Tuesday, January 15: Notify users that there will be a brief
interruption in our Internet access due to $UNIVERSITY network dep't
cutover of our connection from old Bay switches to new Cisco
switches. The cutover will be on Friday at 6:30am; the network dep't
has said an hour, but it's expected to only be about 20 minutes.
Friday, January 18, 8:30am: Get into work to find that our Internet
connection is down. I didn't get notified because the Nagios box can't
send email to my cel phone if it can't get access to the
Internet. Call network help desk and ask if there were problems; they
say no, and everyone else is working just fine. I go to our server
room and start trying to figure out what's wrong; can't find a
thing. Call help desk back, who say they're going to escalate it.
10am: Get call back from the team that did the cutover. They tell me
everything looks fine at their end; as we're the Nth connection to be
cut over, it's not like they haven't had practice with it. I debug
things with them some more, and we still can't find anything wrong:
their settings are correct, mine haven't changed and yet I can't ping
our gateway. (The firewall is an OpenBSD box with two interfaces, set
up as a transparent bridging firewall.) As the firewall box is an
older desktop that had been pressed into service long ago, I decide
it'd be worth taking the new, currently spare (YOU NEVER HEARD ME SAY
THAT) desktop machine and trying that.
Noon: Realize I have no spare ethernet cards (wha'?). Find two Intel
Pro 100s at the second store I go to. Install OpenBSD 4.2 (yay for
ordering the CD!), copy over config files, and put it into place. No
luck. Still can't ping gateway. While working on the firewall, I
notice something weird: I've accidentally set up a bridge with only
one interface, while my laptop sits behind pinging the gateway
(fruitlessly) ten times a second. (I got desperate.) When I add the
second interface, the connection works — but only for 0.3 seconds. The
behaviour is repeatable.
3pm: Right after that, the network people show up to see how things
are going. I tell them the results (nothing except for 0.3 seconds)
and they're mystified. We decide to back out the change from the
morning and debug it next week. Things work again instantly. As the
new firewall works, I leave it in place.
7.02pm: The connection goes down again. I don't get notified.
Saturday January 19, Noon: I get a call from the boss, who tells me
that a meeting at the offices isn't going well because they have no
Internet access. Call and verify that, yep, that's the case, and I
can't ping there from home. Drive into work.
1.30pm: Arrive and start debugging. Again, nothing wrong that I can
see but I can't ping our gateway or see its MAC address. Call help
desk who say they have no record of problems. They'll put in a trouble
ticket, but would like me to double-check before they escalate
it. That's fine — I didn't wait long before calling them — so I do.
2pm: I get a call from the head of the network team that did the
cutover; he'd seen the ticket and is calling to see what's going
on. He and I debug further for 90 minutes. We try hooking up my laptop
to the port the firewall is usually connected to, but that doesn't
work; he can see my laptop's MAC address, but I can't see his.

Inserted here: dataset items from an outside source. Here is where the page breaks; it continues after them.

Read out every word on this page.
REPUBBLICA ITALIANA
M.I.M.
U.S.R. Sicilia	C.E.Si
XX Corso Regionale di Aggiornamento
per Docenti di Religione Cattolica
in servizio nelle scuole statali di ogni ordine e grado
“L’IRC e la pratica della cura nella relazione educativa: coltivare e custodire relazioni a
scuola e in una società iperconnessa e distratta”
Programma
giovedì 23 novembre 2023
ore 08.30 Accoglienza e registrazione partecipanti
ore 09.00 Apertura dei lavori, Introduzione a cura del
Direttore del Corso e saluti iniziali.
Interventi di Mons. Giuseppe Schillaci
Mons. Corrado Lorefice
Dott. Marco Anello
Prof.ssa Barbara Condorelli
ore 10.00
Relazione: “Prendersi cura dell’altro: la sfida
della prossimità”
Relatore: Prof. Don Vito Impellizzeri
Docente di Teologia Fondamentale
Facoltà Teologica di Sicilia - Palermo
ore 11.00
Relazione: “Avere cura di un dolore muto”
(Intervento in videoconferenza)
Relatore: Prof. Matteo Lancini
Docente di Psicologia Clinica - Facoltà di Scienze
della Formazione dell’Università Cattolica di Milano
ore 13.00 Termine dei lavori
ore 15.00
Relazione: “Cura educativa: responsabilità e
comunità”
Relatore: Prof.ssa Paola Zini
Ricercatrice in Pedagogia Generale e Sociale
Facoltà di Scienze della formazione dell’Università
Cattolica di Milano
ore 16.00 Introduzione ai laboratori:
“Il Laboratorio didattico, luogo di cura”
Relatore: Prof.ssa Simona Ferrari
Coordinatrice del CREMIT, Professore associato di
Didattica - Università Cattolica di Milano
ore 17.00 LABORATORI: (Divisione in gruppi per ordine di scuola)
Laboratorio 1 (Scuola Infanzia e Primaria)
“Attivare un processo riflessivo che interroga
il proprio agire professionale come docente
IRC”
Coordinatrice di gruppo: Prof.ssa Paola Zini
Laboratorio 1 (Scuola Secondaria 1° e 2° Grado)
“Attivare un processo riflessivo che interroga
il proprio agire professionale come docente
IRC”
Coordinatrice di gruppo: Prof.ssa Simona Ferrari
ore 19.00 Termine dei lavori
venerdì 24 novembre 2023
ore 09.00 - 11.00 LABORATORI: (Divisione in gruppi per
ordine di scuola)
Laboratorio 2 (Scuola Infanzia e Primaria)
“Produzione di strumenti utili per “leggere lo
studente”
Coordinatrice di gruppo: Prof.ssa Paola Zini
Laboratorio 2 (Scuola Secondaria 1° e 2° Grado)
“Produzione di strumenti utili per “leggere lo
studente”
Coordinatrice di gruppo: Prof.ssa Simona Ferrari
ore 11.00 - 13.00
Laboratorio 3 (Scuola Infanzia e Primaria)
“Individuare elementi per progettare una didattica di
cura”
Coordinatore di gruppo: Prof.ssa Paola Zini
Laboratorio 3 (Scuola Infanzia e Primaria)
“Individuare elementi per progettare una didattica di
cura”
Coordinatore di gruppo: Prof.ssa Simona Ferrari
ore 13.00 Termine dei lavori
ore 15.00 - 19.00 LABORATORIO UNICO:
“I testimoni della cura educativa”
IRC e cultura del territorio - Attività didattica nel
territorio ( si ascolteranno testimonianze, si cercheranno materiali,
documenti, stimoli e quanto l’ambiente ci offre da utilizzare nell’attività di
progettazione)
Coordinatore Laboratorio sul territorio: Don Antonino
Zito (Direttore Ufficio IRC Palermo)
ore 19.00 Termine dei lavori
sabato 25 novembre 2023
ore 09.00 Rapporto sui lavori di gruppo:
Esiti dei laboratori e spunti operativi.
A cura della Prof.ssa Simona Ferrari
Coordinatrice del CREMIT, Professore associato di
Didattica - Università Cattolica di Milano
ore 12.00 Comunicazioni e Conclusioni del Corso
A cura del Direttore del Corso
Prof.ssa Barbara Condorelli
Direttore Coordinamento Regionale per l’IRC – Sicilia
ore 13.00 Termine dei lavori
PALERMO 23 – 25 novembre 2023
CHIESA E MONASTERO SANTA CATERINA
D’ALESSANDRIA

4pm: He calls The Big Kahuna, who calls me and starts debugging
further while his osso bucco cooks. We still can't get anywhere. I try
putting my laptop on another port in another room, hoping that net
access will work from there and maybe I can just string a cable
across. It doesn't.
6pm: We call it a night; he and the other guy are going to come in
tomorrow to track it down. I call nine bosses and one sysadmin to keep
them filled in.
6.30pm: Drive home.
Sunday, January 20, 10.30am: We all show up and start working. We
still can't find anything wrong. The boss calls to ask me to set up a
meeting with the network department for tomorrow; I tell him I will
after we finish fixing the problem.
11.30am: The network team lead gets desperate enough to suggest
rebooting the switch stack. It works. We all slap our heads in
disgust. Turns out that a broadcast storm on Friday evening triggered
a logical failure in the switch we were connected to, resulting in the
firewall's port alone being turned off.
Noon: The boss shows up to see how things are going. He talks with the
network lead while I'm on the phone with The Big Kahuna; we've decided
to try moving to the Cisco switches and make that work while
everyone's here.
12.30pm: The Big Kahuna tells me that the problem is the Spanning
Tree Protocol packets coming from my firewall box; the Cisco switch
doesn't like that and shuts down the switch. I go through man pages
until I find the blocknonip option for brconfig. 30 seconds later,
everything is working. Apparently, I'm the only one they've come
across who's running a transparent bridging firewall, so this is the
first time they've seen this problem.
1pm: Debrief the boss. Notify other bosses, sysadmins and users that
everything is back up again, then do some last-minute maintenance.
2pm: Drive home.
One thing: the usual configuration for other departments (that don't
run their own firewall) is to have two Cisco switches running HSRP;
they act as redundant gateways/firewalls that fail over
automagically. The Big Kahuna mentions in passing that this doesn't
work with OpenBSD bridging firewalls. (Our configuration had been
simplified to one switch only on Friday as part of debugging the first
problem; I mention this in case this is helpful to someone. I don't
understand why this might be the case, so I'm going to ask him about
this tomorrow.)